Le Comité des régions prêche-t-il dans le désert (rural) ?

Dans une déclaration solennelle adoptée en Espagne fin octobre, le bureau du Comité européen des régions appelle une énième fois les institutions européennes et nationales à mieux prendre en compte les territoires ruraux dans leurs politiques. Alors que les campagnes se vident, les signataires rappellent qu’il n’y aura pas de développement durable possible pour l’UE sans une ruralité forte et résiliente.

Dans une déclaration solennelle adoptée à Logroño (Espagne) le 31 octobre, le bureau du Comité européen des régions appelle une nouvelle fois les institutions européennes à prendre davantage en considération le monde rural. 

Hémorragie démographique

Les signataires y rappellent que les territoires ruraux sont confrontés à des "défis systémiques de long terme" — vieillissement de la population, fuite des cerveaux, baisse de la main d’œuvre, manque de services essentiels, déficits d’investissements… — qui, tous, ont un impact démographique négatif. Dans son dernier rapport annuel de l’UE sur l’état des régions et des villes publié le 9 octobre, le Comité européen des régions estime ainsi que 30 millions d’habitants auront quitté les territoires ruraux de l’Europe entre 1993 et 2033, soit "la population combinée de la Roumanie, de la Bulgarie et de la Lettonie". Et ce, sans compter l’impact du changement climatique et de la perte de la biodiversité qui se fait "plus visible" et demande un renforcement des mesures d’adaptation, "en étroite collaboration avec les autorités locales".

Point de salut sans la ruralité

S’ils relèvent çà et là certaines améliorations – comme la reconnaissance du rôle des régions en matière d’innovation dans le cadre du Nouvel agenda européen de l’innovation —, les signataires déplorent singulièrement l’absence d’objectifs et d’indicateurs relatifs à la mise en œuvre de la vision à long terme de la Commission pour les zones rurales de l’UE (v. notre article du 12 juillet 2021) dans les mécanismes de reporting existants. Aussi, pour convaincre, le bureau du CdR souligne que le développement durable de l’UE ne pourra être atteint sans des territoires ruraux "forts et résilients". Le rapport annuel 2023 du CdR observe que 70% des politiques de l’UE sont mises en place par des collectivités locales ou avertit encore que "105 des 169 cibles des objectifs de développement durable ne seront pas atteintes d’ici 2030 sans les régions et les villes de l’UE".

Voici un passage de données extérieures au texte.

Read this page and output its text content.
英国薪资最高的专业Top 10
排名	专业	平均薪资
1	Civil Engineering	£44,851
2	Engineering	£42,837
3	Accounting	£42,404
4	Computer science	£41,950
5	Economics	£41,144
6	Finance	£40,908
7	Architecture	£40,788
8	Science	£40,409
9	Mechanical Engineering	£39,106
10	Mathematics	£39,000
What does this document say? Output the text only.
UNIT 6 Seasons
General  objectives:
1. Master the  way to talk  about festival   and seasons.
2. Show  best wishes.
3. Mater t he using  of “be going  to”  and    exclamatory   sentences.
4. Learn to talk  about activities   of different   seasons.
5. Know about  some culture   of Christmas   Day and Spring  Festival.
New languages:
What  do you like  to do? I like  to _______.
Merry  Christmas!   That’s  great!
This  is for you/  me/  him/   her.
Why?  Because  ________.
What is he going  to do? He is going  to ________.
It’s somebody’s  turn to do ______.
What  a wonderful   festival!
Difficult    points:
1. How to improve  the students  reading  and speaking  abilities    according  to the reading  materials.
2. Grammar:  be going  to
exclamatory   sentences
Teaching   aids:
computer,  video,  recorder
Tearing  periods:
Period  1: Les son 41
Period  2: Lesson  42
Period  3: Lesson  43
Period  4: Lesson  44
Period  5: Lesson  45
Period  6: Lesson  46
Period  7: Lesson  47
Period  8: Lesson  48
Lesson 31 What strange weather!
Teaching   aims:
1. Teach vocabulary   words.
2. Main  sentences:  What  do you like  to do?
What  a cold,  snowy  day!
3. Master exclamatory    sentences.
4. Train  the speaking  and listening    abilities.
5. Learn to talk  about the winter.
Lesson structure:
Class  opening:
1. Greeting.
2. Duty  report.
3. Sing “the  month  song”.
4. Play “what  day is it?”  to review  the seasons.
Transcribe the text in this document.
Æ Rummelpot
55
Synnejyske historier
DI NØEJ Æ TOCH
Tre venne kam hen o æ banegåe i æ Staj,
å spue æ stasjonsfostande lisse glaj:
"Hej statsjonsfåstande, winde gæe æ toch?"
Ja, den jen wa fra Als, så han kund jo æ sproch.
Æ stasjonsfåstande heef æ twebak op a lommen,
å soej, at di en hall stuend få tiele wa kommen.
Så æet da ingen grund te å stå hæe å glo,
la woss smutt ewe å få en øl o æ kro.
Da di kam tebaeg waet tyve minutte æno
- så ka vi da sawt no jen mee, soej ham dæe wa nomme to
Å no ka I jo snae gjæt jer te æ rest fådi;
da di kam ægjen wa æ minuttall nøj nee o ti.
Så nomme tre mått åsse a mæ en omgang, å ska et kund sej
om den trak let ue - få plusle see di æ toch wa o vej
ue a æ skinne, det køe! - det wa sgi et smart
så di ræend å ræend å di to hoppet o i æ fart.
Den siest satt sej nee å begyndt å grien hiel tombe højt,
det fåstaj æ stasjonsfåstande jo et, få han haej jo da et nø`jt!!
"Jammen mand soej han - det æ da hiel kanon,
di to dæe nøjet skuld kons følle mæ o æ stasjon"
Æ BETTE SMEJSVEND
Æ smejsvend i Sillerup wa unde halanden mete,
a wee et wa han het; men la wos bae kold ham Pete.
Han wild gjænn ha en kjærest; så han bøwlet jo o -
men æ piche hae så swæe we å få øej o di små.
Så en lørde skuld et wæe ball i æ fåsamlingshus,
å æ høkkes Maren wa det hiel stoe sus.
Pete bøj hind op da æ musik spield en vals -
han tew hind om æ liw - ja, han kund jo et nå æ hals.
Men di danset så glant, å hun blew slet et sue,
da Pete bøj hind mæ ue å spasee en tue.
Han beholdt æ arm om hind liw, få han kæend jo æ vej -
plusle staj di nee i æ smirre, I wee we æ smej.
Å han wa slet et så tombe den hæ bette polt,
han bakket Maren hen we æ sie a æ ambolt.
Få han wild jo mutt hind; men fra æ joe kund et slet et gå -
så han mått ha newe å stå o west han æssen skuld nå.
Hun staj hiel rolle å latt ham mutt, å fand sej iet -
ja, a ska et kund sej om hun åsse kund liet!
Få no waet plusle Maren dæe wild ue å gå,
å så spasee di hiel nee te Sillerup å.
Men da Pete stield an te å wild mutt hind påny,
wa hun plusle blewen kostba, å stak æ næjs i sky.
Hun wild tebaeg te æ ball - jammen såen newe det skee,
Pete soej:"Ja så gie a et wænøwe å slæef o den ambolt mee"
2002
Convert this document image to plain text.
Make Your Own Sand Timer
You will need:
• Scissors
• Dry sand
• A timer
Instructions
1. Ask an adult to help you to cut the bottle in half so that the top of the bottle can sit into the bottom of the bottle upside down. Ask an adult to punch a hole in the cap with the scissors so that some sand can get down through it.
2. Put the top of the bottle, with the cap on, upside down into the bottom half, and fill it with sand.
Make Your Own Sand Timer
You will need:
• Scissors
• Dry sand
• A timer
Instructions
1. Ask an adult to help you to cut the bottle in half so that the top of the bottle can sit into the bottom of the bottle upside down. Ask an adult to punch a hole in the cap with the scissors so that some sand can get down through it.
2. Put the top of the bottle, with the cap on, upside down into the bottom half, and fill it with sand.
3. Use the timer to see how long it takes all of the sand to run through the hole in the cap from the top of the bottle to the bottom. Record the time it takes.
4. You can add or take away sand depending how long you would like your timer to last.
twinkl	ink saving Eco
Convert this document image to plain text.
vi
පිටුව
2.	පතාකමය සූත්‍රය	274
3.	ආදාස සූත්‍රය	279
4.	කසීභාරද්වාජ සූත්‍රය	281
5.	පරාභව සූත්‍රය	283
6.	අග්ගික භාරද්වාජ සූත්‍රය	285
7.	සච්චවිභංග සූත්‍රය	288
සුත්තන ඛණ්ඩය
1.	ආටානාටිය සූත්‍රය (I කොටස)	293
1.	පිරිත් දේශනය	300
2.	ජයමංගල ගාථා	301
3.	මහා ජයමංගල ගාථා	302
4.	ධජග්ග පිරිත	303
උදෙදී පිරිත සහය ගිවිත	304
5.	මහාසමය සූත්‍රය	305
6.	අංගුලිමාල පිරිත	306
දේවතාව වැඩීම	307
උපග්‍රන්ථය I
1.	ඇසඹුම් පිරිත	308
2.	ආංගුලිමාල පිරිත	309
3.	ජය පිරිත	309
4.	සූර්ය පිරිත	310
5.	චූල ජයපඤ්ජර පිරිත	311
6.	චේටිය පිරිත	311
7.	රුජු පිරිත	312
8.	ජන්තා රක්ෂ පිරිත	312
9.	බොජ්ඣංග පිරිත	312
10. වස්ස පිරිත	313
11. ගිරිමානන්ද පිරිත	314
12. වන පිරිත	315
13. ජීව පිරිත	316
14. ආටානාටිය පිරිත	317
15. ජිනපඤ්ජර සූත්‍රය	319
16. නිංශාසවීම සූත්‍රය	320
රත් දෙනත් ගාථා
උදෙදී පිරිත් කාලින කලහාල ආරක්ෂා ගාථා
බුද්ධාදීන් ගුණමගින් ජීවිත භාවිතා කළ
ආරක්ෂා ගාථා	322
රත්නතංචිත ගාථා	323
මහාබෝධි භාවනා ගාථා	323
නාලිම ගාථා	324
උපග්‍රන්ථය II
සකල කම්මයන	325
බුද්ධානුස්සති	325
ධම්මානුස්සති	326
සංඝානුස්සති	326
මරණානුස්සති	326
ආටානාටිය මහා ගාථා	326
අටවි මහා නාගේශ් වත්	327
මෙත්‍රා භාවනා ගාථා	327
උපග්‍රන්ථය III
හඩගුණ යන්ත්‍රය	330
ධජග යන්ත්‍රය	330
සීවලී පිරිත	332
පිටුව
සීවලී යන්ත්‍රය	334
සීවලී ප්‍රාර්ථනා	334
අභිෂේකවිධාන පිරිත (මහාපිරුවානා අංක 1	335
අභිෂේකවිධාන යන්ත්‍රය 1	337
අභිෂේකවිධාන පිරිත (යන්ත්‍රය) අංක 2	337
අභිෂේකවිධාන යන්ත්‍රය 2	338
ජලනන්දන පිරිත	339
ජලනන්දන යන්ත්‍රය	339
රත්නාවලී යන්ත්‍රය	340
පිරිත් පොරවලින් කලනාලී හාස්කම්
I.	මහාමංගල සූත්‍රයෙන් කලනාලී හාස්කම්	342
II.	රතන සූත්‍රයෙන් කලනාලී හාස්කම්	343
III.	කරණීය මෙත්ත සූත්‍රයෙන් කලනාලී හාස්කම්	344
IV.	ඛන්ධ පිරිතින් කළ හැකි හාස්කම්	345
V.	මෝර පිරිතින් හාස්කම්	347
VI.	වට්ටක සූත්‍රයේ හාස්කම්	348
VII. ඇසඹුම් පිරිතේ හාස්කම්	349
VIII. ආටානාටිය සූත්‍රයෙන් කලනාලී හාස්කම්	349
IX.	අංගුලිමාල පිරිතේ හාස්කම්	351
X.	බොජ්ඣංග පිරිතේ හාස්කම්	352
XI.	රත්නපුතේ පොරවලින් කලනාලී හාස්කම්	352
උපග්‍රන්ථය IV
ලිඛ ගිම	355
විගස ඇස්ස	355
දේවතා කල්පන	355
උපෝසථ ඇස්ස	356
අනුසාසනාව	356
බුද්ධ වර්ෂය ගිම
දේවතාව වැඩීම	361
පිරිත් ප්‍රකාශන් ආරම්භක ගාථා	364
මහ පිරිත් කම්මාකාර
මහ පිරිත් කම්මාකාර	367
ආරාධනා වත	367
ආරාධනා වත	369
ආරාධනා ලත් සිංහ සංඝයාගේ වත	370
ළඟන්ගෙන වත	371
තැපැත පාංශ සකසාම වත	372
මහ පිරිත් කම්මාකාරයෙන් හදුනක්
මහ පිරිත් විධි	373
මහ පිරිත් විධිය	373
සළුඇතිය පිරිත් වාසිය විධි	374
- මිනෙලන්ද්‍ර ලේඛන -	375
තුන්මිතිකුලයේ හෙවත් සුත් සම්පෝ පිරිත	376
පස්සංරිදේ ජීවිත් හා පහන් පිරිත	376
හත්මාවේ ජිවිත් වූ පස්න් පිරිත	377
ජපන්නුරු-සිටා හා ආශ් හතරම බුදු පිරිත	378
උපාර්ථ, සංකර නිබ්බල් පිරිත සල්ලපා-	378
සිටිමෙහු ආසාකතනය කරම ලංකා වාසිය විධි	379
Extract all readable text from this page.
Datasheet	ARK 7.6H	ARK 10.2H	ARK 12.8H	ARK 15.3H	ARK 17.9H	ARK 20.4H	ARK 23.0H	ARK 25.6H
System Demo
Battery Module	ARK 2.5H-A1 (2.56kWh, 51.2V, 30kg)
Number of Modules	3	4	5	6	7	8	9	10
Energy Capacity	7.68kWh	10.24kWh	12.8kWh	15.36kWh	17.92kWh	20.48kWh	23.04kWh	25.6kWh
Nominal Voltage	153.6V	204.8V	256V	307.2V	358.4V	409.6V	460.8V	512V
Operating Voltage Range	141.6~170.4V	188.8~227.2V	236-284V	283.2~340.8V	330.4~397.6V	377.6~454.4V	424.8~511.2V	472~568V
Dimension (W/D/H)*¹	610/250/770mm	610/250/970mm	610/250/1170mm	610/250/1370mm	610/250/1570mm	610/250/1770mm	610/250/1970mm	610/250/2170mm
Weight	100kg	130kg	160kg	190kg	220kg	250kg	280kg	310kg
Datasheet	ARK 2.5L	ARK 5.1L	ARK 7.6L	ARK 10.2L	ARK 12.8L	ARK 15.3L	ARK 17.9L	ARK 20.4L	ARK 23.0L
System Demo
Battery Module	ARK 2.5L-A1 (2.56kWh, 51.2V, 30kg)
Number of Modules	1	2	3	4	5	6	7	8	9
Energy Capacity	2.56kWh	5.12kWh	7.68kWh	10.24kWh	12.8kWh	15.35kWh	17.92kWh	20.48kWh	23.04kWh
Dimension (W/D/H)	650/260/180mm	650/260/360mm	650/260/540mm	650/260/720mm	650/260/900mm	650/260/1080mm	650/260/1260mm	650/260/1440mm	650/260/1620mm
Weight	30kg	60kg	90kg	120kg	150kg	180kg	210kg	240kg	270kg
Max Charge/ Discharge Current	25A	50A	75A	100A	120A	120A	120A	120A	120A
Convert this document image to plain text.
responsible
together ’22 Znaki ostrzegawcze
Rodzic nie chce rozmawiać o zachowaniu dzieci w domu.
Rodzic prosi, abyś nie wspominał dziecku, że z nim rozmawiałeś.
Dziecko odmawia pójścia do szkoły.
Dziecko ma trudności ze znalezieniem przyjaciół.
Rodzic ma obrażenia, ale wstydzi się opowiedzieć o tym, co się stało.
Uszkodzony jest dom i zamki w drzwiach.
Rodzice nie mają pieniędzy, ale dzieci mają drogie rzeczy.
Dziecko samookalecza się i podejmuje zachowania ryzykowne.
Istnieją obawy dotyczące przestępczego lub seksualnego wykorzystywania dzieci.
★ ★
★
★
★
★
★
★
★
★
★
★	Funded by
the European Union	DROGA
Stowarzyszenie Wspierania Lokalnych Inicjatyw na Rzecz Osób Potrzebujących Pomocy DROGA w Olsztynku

Une année européenne de l’Europe rurale ?

Pour mettre les zones rurales en lumière, les signataires proposent notamment de lancer une "année européenne de l’Europe rurale" et un "trophée des villages européens intelligents", calqué sans doute sur le programme des 100 villes "intelligentes et neutres" de l’UE (v. notre article du 28 avril 2022). Ils s’engagent par ailleurs à développer et promouvoir un "tableau de bord de la vulnérabilité régionale et locale", en partenariat avec le Centre commun de recherche de la Commission européenne, pour en faire un "outil crucial d’élaboration des politiques". Et ils réclament à nouveau aux autorités européennes, nationales et régionales d’adopter la démarche du "test rural" dans leurs stratégies et investissements. Ils réitèrent de même leur demande d’une approche multi-fonds pour les zones rurales, avec l’instauration d’une allocation minimale de fonds pour les territoires ruraux dans les programmes de la politique de cohésion ou d’intervention directe (comme Horizon Europe, le Mécanisme pour l’interconnexion en Europe ou encore Europe créative), "tout en renforçant l’utilisation et les synergies de l’approche Leader".

Prêche dans le désert ?

Ce n’est pas la première fois, loin s’en faut, que le Comité européen des régions lance un tel appel. Il l’a notamment fait dans un avis du 26 janvier 2022 (v. notre article du 31 janvier 2022), plaidant pour un agenda rural européen qui peine à émerger (v. notre article du 14 juin 2022), mais qu’il continue de promouvoir, ou plus récemment encore dans sa "déclaration de Kiruna" (v. notre article du 5 mai 2023). Pour l’heure, lancé dans des territoires en voie de désertification, il peine à trouver de l’écho.